Sat. January 12, 2019
Chicago, IL -
About two weeks ago, I had the flu from Hell. Symptoms included a headache, fever, exhaustion, sore throat, sore muscles, night sweats, and everyone's favorite – diarrhea. Those symptoms also happen to describe the early stages of HIV.
As a gay man, that's always something I have to consider. I take my health very seriously, though I couldn't help but contemplate the possibility that I hadn't been as careful as I thought. I spent several hours that I should have been sleeping looking at various statistics on the odds of contracting HIV. I cherry-picked the data in an attempt to reassure myself that I did not have the virus.
The next day I walked into a Howard Brown Health Center (shout out for the great work they do) and got myself an HIV test. Thankfully, it came back negative.
As I left the clinic, I couldn't help but think about how lucky I am. I have a great job that lets me live in a nice apartment in a major US city with easy access to healthcare, and – most importantly – great insurance. Even if I had tested positive, I could immediately get on treatment for HIV and the cost would not be a concern.
Back in June, I couldn't say the same thing. I was working in West-Central Illinois, making less than half my current salary with terrible insurance. Trying to get healthcare as an LGBTQ person was a joke. To get a routine HIV test, I once had to call around to several healthcare providers, one of which assumed I was shooting heroin into my veins. When I finally got an appointment at the local health department, they kept me waiting for an hour before telling me the lady who administers the test doesn't work there anymore, and I was sent home.
Knowing my status back then would have been useless information anyway. With my insurance, treatment wasn't really an option. Isentress, the drug I likely would have been prescribed had I tested positive, is $12,864 per patient per year and the copay card maybe covers half of that. Meanwhile, I was living paycheck-to-paycheck with an insurance plan that didn't pay out anything until I hit an over $3000 deductible. In that part of the country, people have to drive about 140 miles to St. Louis in order to find a doctor who knew about PrEP - nevermind treatment for HIV - so add transportation costs to that. Basically, I would have known I was slowly dying, without the financial means to stop it.

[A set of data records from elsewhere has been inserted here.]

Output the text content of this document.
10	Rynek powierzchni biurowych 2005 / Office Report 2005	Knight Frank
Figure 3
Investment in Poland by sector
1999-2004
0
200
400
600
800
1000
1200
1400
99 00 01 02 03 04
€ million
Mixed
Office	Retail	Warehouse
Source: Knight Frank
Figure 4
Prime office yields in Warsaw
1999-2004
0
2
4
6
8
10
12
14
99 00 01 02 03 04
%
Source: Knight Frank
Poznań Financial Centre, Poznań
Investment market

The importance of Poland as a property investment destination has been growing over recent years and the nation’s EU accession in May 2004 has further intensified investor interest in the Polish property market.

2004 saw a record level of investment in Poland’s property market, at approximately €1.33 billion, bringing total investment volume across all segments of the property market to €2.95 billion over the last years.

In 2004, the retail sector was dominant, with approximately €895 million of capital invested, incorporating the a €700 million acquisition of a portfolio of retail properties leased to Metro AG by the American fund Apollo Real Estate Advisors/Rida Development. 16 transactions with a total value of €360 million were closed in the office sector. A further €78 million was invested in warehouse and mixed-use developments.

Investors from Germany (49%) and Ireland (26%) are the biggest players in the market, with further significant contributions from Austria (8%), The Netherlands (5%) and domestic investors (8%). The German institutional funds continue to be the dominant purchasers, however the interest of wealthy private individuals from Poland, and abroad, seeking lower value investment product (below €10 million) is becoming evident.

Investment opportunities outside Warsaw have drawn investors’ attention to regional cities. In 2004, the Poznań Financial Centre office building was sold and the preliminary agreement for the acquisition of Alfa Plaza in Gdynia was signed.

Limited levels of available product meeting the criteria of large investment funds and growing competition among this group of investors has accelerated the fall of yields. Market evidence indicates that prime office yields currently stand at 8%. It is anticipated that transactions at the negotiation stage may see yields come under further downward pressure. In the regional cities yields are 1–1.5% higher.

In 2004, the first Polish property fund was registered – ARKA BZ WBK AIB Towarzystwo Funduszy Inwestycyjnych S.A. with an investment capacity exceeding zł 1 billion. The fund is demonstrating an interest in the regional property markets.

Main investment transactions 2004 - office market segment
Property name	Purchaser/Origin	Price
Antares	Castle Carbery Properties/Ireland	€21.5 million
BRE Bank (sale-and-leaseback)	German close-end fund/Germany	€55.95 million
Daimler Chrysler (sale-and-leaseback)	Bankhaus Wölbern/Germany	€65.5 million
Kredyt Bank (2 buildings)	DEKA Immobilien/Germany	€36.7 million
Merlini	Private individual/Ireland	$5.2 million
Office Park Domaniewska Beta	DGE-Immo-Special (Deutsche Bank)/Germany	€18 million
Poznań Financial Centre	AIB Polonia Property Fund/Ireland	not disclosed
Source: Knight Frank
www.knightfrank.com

There are so many more stories like mine of people who just don't have resources and access to care. Many poor people are trying to figure out their care plan while scared, choosing between thousands of dollars of debt and their lives. Those are the lucky ones – the unlucky ones live in rural areas that keep healthcare literally out of reach.
The separation between the poor and the average person is not such a huge divide either. According to a Bankrate survey last year, Fifty-seven percent of Americans don't have enough cash to cover a $500 unexpected expense. If you lost your job, your COBRA insurance alone could easily cost over $500, forcing you to either risk financial ruin without insurance or get on an Obamacare bronze plan which, while a step in the right direction, is far from good insurance.
While I've been an advocate for universal healthcare for years, my health scare has strengthened my belief in a single-payer system. As a country, we already pay an inordinate amount for healthcare – about $10,000 per person – and for all that money we don't get a lot back. We are ranked 31st in life expectancy, and nearly a quarter of the world has a lower infant mortality rate. Our country's healthcare is consistently ranked dead last among developed nations. There's something profoundly un-American about that.